Firstly thank you so much for replying, as sorry as I am for you in your situation it is nice to know that I'm not alone.

I pretty much work 3 long days so I can be around for Dad most of the time, I love my job but with the situation at home I'm finding myself resenting it sometimes as I go to work and care for people then come home and carry on with Dad. Some days I just feel full of self pity and just want someone to look after me for a change, I'm sure you get that!

You hit the nail on the head there! I have suffered from depression since I was 16 and recently started having cognitive behavioural therapy, the main thing my therapist wanted me to do was set aside time to do things for myself, even just for 15 minutes a couple of times a week. I did it and I felt good for it but on the other hand so guilty. Until then if I did have a little bit of time I, like you, found myself with no interest in leaving the house or seeing people as it just seemed like too much effort. What I find hard is never just being a 'normal' person. If I want to go out for the day, pop round a friends after work etc it's never that simple, there's so much to plan and work out so Dad is looked after that most of the time it's just too much hassle so I don't bother.

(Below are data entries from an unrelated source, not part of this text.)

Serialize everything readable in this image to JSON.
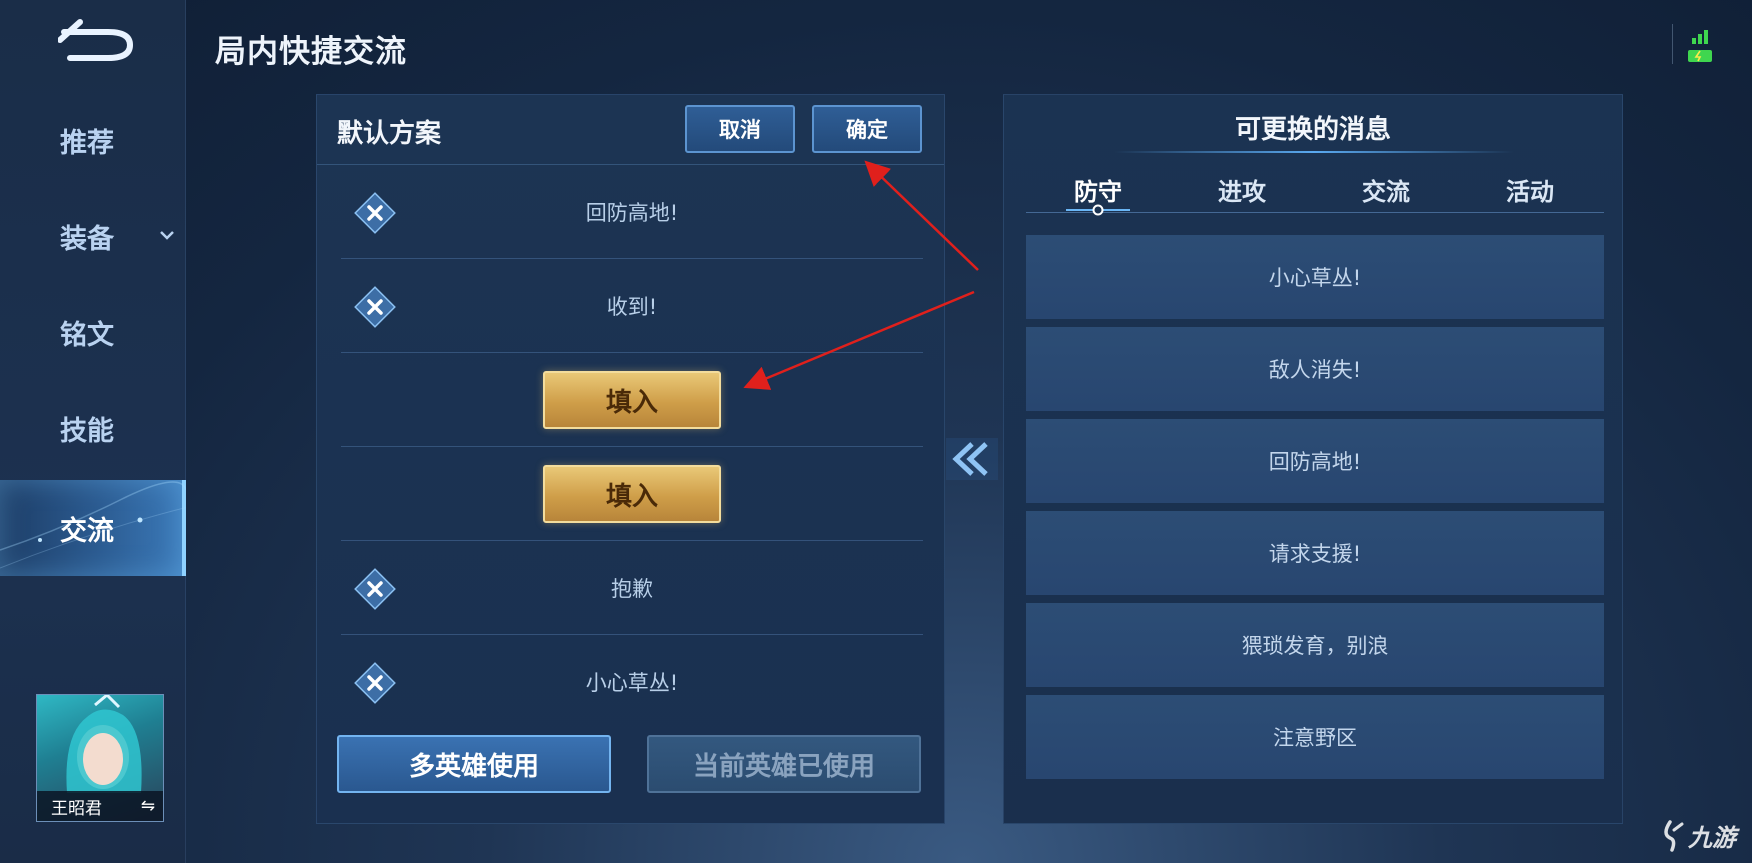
{
  "header": {
    "title": "局内快捷交流"
  },
  "sidebar": {
    "items": [
      {
        "label": "推荐"
      },
      {
        "label": "装备"
      },
      {
        "label": "铭文"
      },
      {
        "label": "技能"
      },
      {
        "label": "交流"
      }
    ],
    "active_index": 4,
    "hero": {
      "name": "王昭君",
      "switch_glyph": "⇋"
    }
  },
  "scheme": {
    "title": "默认方案",
    "cancel_label": "取消",
    "confirm_label": "确定",
    "rows": [
      {
        "type": "message",
        "text": "回防高地!"
      },
      {
        "type": "message",
        "text": "收到!"
      },
      {
        "type": "fill",
        "text": "填入"
      },
      {
        "type": "fill",
        "text": "填入"
      },
      {
        "type": "message",
        "text": "抱歉"
      },
      {
        "type": "message",
        "text": "小心草丛!"
      }
    ],
    "multi_hero_label": "多英雄使用",
    "current_hero_label": "当前英雄已使用"
  },
  "replace": {
    "title": "可更换的消息",
    "tabs": [
      "防守",
      "进攻",
      "交流",
      "活动"
    ],
    "active_tab": 0,
    "messages": [
      "小心草丛!",
      "敌人消失!",
      "回防高地!",
      "请求支援!",
      "猥琐发育，别浪",
      "注意野区"
    ]
  },
  "watermark": {
    "text": "九游"
  },
  "colors": {
    "accent": "#5c94d0",
    "gold": "#d9ab57",
    "annotation": "#e0201c"
  }
}
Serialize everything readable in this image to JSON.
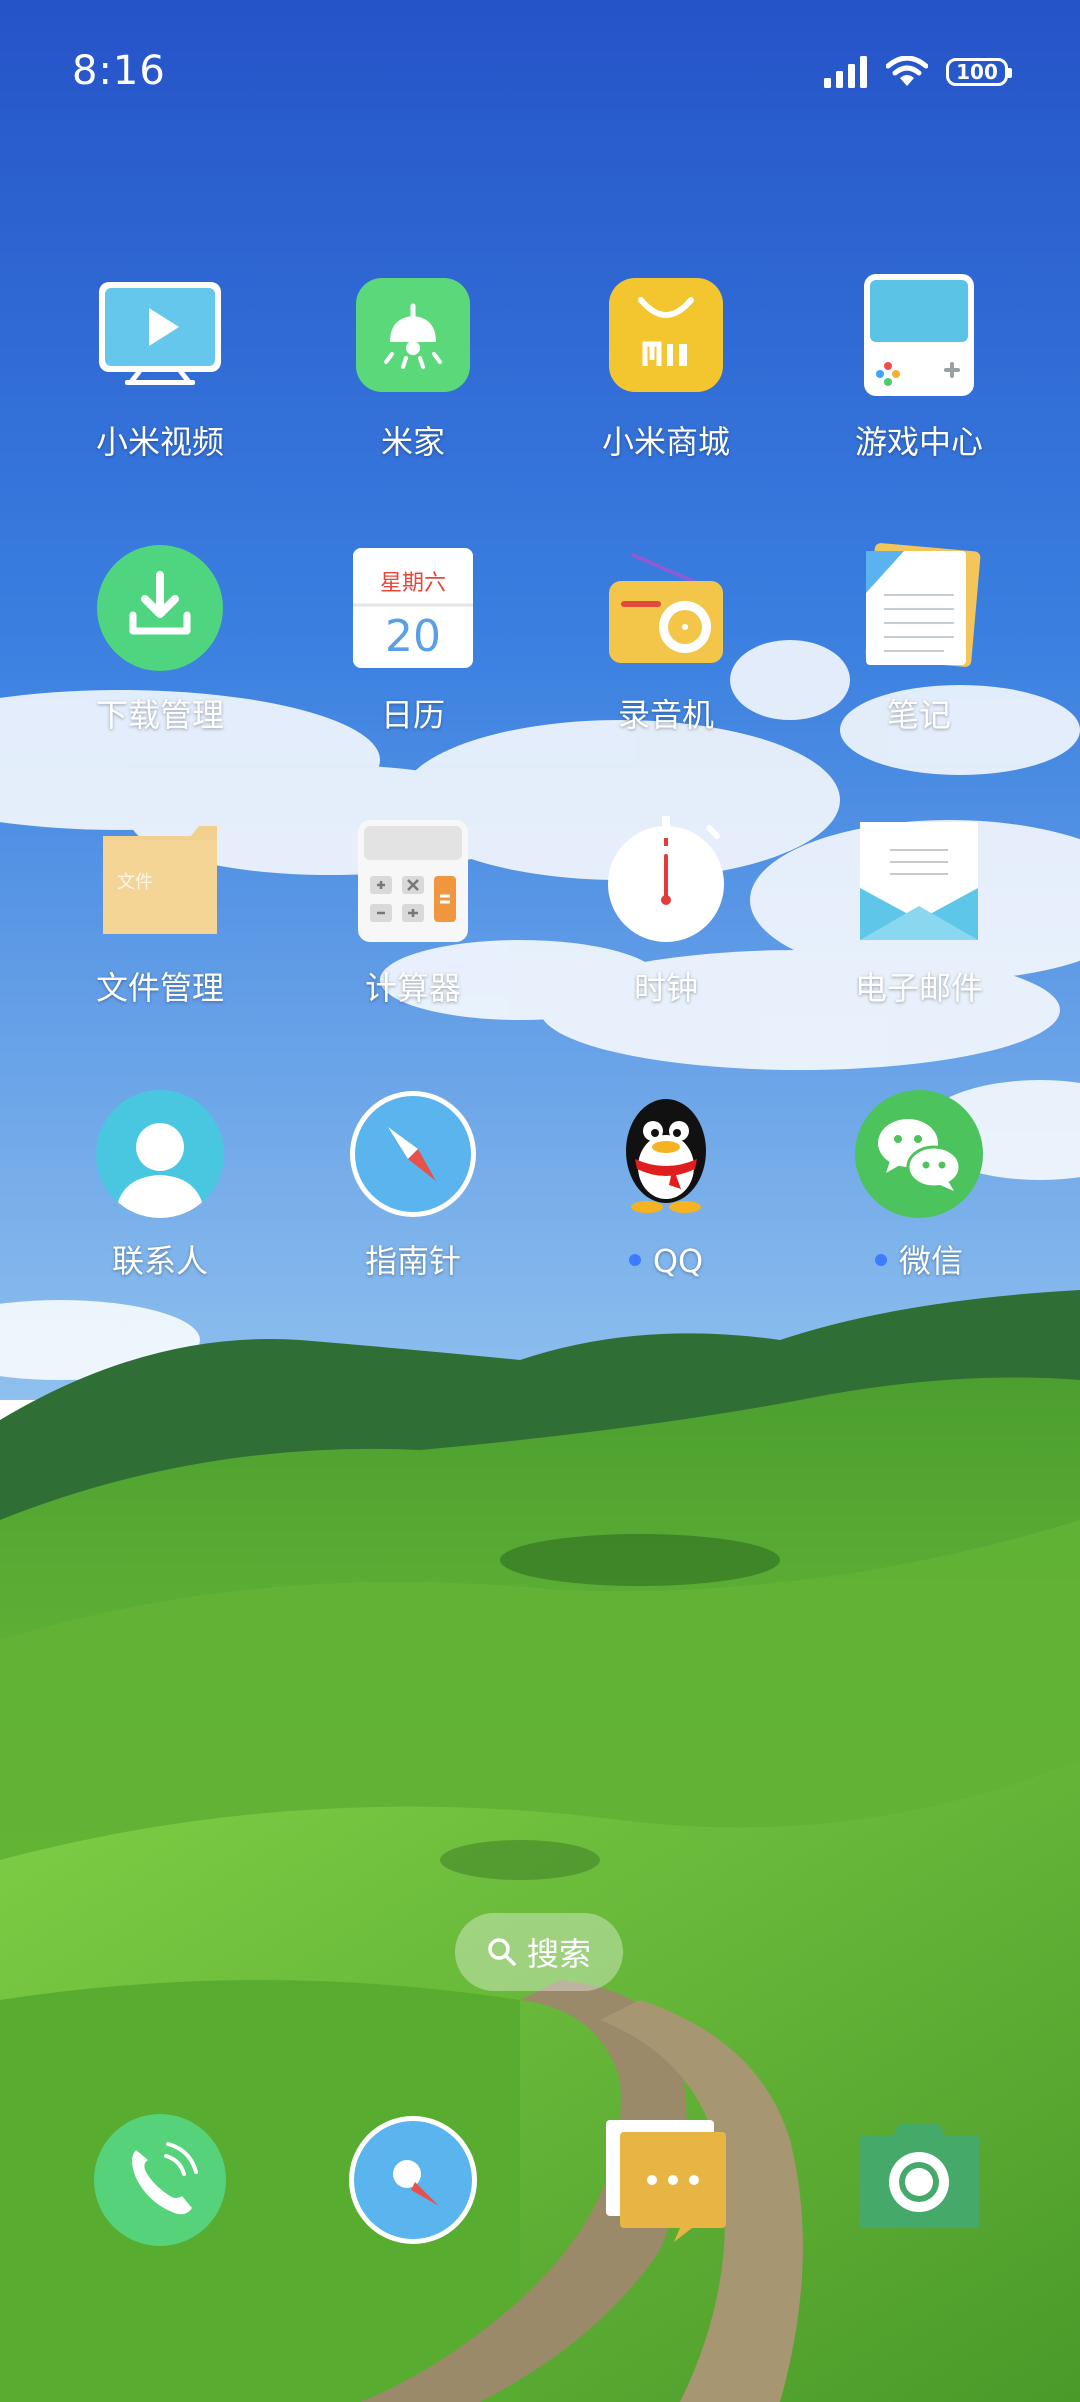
{
  "status_bar": {
    "time": "8:16",
    "battery": "100",
    "icons": [
      "signal-icon",
      "wifi-icon",
      "battery-icon"
    ]
  },
  "apps": [
    {
      "label": "小米视频",
      "icon": "tv-play-icon"
    },
    {
      "label": "米家",
      "icon": "lamp-icon"
    },
    {
      "label": "小米商城",
      "icon": "shopping-bag-mi-icon"
    },
    {
      "label": "游戏中心",
      "icon": "game-console-icon"
    },
    {
      "label": "下载管理",
      "icon": "download-icon"
    },
    {
      "label": "日历",
      "icon": "calendar-icon",
      "calendar_weekday": "星期六",
      "calendar_day": "20"
    },
    {
      "label": "录音机",
      "icon": "radio-icon"
    },
    {
      "label": "笔记",
      "icon": "notes-icon"
    },
    {
      "label": "文件管理",
      "icon": "folder-icon",
      "folder_text": "文件"
    },
    {
      "label": "计算器",
      "icon": "calculator-icon"
    },
    {
      "label": "时钟",
      "icon": "stopwatch-icon"
    },
    {
      "label": "电子邮件",
      "icon": "envelope-icon"
    },
    {
      "label": "联系人",
      "icon": "contact-person-icon"
    },
    {
      "label": "指南针",
      "icon": "compass-icon"
    },
    {
      "label": "QQ",
      "icon": "qq-penguin-icon",
      "new_indicator": true
    },
    {
      "label": "微信",
      "icon": "wechat-icon",
      "new_indicator": true
    }
  ],
  "search": {
    "label": "搜索"
  },
  "dock": [
    {
      "name": "phone",
      "icon": "phone-icon"
    },
    {
      "name": "browser",
      "icon": "browser-icon"
    },
    {
      "name": "messages",
      "icon": "messages-icon"
    },
    {
      "name": "camera",
      "icon": "camera-icon"
    }
  ],
  "colors": {
    "sky_top": "#2a5fcf",
    "sky_bottom": "#7fb4ec",
    "hill_dark": "#2f6e35",
    "grass": "#6cbf3a",
    "notification_dot": "#3d7bff"
  }
}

I feel like I've lost my identity in a way if you understand. Instead of being someone's friend or daughter and people enjoying my company I just feel like a carer, someone who's sole purpose is to take care of someone else.

Yes I have thought of that when my sister comes, it just frustrates me that my home can't be somewhere I can relax, and if I want a break from it I have to go somewhere else and it's just not the same is it?

Do you get any help at all? I take it you are not only caring for your Mum but taking care of your brother? That's a lot for someone to deal with on their own.
Hi lala and welcome to the forum. I see you have already met reanbow Image
I would agree with your therepist - take some time just for you and please, please dont feel guilty. You need to look after yourself so that you can continue caring, otherwise you will burn out.
Hi I'm new here, my husband also has copd he's been ill for ten years but the last three have been really bad, I'm his carer and because of the length of time this has bed
en going on I'm finding it so difficult. He can't do anything for himself and I get so tired, he goes into a hospice for a week every two months to give me a break but he hates it and I feel so guilty for making him go, the hospice say he should be in a nursing home now but he begs me not to do this to him and I just couldn't. We have been offered a full care package but this just didn't work for us as in I found it less stressful without all the intervention, I can't remember what a normal life is like, but I don't know how much more I can take, three years ago he was given less than 12 months to live and last June they gave him 2 months, you mentally prepare yourself for this and still here we are..... Thank you for reading my post I'm so glad I found this site.